Chinatown (1974)

Chinatown (1974), directed by Roman Polanski.

Private Eye Jake Gittes is hired to spy on a wandering husband. They've both been set up: it's a manufactured scandal against the city Water Commissioner. (Or was it just an attempt to find the hidden daughter?) Jake wants to find out why and who's pulling the strings.

He should have left it alone. He goes farther into corruption and human misery than we could have imagined. In the end there is no justice, no one is saved. He might have known that in advance. The lessons of his earlier life in Chinatown are always with him. "Forget it, Jake. It's Chinatown" doesn't mean "we don't care". It means "we can't help."
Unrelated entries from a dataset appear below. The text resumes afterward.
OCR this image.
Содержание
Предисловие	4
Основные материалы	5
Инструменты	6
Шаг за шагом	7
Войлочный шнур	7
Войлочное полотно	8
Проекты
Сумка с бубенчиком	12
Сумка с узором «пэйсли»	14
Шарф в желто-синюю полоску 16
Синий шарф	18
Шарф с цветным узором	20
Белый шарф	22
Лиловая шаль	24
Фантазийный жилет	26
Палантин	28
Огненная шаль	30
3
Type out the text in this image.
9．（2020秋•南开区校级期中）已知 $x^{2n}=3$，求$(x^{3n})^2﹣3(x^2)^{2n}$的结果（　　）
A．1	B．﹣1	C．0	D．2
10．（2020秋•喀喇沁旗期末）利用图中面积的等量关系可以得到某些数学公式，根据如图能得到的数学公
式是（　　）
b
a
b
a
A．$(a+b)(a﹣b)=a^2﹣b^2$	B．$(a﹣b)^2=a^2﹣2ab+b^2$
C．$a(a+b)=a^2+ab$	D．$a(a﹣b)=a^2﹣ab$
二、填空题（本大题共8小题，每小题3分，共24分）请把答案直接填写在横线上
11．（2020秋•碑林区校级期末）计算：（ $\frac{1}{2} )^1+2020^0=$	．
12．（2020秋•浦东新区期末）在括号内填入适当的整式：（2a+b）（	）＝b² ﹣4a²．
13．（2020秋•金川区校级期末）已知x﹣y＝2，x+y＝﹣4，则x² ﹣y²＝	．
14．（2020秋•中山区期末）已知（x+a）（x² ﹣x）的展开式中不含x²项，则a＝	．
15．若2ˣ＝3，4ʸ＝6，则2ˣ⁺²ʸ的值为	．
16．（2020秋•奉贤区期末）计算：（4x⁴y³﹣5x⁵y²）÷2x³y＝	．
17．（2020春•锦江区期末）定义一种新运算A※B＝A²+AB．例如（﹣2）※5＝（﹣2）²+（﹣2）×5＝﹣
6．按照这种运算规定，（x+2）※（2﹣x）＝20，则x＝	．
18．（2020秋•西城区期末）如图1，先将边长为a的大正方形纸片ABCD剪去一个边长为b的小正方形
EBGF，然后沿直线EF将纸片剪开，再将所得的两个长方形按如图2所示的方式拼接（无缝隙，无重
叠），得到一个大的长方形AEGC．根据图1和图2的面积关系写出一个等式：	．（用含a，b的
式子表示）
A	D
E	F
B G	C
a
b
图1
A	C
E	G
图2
Keeping with the hardboiled formula of Hammet and Chandler, we see everything from Jake's perspective and have to assemble the clues and discover the truth as he does. Jack Nicholson is in every scene. It's both an homage to and an updating of the LA detective films of the 1940s. Now we have color and widescreen aspect ratio, and Nicholson has an unalterably contemporary persona, serving as a bridge between now and then. Our presumptions help us follow the plot: we know that vast graft and corruption must accompany any public works or city expansion.

Jake is a prosperous PI. Marlowe had only one shabby office and no employees, but he didn't take "marital" cases. He was more of a knight errant. Jake has a bit of that. He's no angel, but there are things he won't do, a contrast with both the dead husband (who seemed entirely decent) and the evil billionaire father, satanic in his greed and lusts. (John Huston, director of several of the hardboiled and noir classics).

Faye Dunaway hides and reveals so much at the same time. As Mickey Rourke describes her in Barfly: "She looks like a stressed goddess." Playing against the formula, she is not a femme fatale, just a conflicted woman trying to protect someone else.

The props and costumes are incredibly rich and convincing, miles ahead of the standard period film. Movies of the original time didn't have the budgets to do this level.

Beautiful, seductive Jerry Goldsmith score, written in 10 days. Using horns instead of saxes or violins was just perfect.

Available on Blu-ray. Uncensored, adulatory commentary from big fan David Fincher and writer Robert Towne.